Q: Le grand classique : quelles sont les principales influences musicales sur le son de Victime, plus précisément pour la composition de La femme taupe?
S.P. : Je pense qu’on s’est un peu éloignés du son plus rock, du son plus nineties de Mon VR de rêve [EP paru sur étiquette Michel Records en mars 2017]. C’est moins Sonic Youth, moins slacker par bout. On est plus allé chercher des influences au niveau des années 80. C’est dans les deux extrêmes : c’est à la fois plus moderne, mais aussi marqué par le son des eighties, des tones de gros chorus, des trucs un peu Swell Maps [formation britannique active de 1972 à 1980], des choses un peu plus noise aussi, comme Pylon.
En parallèle, on a voulu se faire une production un peu plus clean, un peu plus punchy, dans les eaux de ce qu’il se fait un peu plus aujourd’hui.
Samuel Gougoux: La production de l’album en soit est plus clean, mais en live on se permet d’être crissement plus noise qu’on l’était.
S.P. : On n’a pas perdu le noise, le noise est à son maximum dans les spectacles, mais tu écouteras l’album, il y a un espèce de raffinement. Il est plus clean, tout est à sa place, c’est presque doux. On veut traîner les gens au spectacle et leur faire peur, surtout qu’on va jouer avec Ponctuation, qui ont fait un album vraiment soft. Nous, on est à notre plus loud, j’ai deux amplis et bien du fuzz et on va dire de mettre le drum bien fort dans le mix.
Q: Quelle contribution a eu Guillaume Chiasson dans le processus de création de l’album ?
L.G.-B. : Je pense qu’il a mis en valeur les mélodies.

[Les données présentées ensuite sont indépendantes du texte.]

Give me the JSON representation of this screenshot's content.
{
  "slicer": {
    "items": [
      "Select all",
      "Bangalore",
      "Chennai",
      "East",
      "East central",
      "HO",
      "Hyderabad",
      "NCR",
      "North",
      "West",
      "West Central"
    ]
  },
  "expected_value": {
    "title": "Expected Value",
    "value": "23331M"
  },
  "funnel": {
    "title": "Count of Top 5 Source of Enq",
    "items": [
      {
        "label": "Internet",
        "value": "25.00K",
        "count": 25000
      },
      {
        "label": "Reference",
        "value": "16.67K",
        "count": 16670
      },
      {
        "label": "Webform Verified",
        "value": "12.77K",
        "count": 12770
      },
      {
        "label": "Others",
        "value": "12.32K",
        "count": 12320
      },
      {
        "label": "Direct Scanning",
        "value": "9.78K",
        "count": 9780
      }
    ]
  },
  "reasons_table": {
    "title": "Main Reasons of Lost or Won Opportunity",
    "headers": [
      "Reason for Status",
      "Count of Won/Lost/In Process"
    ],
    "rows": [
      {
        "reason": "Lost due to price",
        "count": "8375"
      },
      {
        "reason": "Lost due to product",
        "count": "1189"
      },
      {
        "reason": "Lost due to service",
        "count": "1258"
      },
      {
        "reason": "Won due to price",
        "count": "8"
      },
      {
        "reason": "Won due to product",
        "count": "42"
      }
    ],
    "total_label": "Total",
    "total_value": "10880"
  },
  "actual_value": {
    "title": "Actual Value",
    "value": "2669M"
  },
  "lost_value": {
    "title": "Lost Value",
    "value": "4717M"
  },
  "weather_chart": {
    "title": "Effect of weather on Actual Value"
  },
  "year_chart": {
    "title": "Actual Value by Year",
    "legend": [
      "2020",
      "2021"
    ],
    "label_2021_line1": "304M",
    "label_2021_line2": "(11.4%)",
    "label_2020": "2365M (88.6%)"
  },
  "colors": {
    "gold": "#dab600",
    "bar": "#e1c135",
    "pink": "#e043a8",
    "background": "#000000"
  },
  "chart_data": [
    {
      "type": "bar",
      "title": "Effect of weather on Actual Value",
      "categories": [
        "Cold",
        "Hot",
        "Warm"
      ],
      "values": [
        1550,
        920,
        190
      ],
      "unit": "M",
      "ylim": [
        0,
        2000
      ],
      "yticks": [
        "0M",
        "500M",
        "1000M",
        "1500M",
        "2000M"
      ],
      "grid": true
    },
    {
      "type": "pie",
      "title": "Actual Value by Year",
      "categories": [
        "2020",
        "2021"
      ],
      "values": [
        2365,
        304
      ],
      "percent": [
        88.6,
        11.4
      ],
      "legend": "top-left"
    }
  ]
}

S.P. et S.G. : Oui, c’est bon ça.
L.G.-B. : Concernant ma voix, il a dit que ce serait mieux si c’était plus chanté. L’album est vraiment plus bizarre dans sa structure, les formes ne reviennent pas nécessairement, ça peut être difficile de s’accrocher à une chanson parce qu’on se demande ça s’en va où, mais Guillaume a su reconnaître les parties plus mélodieuses, celles qui seraient mises de l’avant. Sur certaines chansons, il m’a dit de plus sortir ma voix, de moins crier.
S.P.: Nous, on est toujours arrivés avec nos compositions toutes faites, il n’a rien changé dans nos compositions, mais il a toujours réussi à aller chercher la meilleure take. Celles qu’on a gardées, ce sont les meilleures versions, avec la meilleure énergie. Il a réussi à faire ça en nous motivant, en faisant en sorte que ce soit agréable, et ça paraît dans le résultat.
Q: À quoi ressemble votre processus de création?
S.G. : Ça change toujours d’une pièce à l’autre. Des fois c’est Simon qui…
S.P. : La constante, c’est que les paroles viennent toujours à la fin.
S.G. : Soit ça part d’une guitare, ou bien du drum et de la basse, des fois.
S.P. : On a une couple de tounes où c’est eux qui ont amené les tracks, mais le plus souvent, on est juste dans le local entre deux tounes à ne pas être capable d’arrêter de jouer, à faire n’importe quoi.
L.G.-B. : Au moment où un des trois va aux toilettes ou se servir un verre d’eau, les deux autres jouent…
S.P. : … et quand la personne revient des toilettes, elle embarque et ça donne une toune. C’est niaiseusement ça : j’essaie un nouvel effet ou une nouvelle pédale et ça déboule à partir de là. C’est la base, après on la raffine, le processus devient plus intellectuel, on travaille les structures, mais au début c’est vraiment toujours du gossage.
L.G.-B. : Au final, on compose plus souvent qu’on pratique.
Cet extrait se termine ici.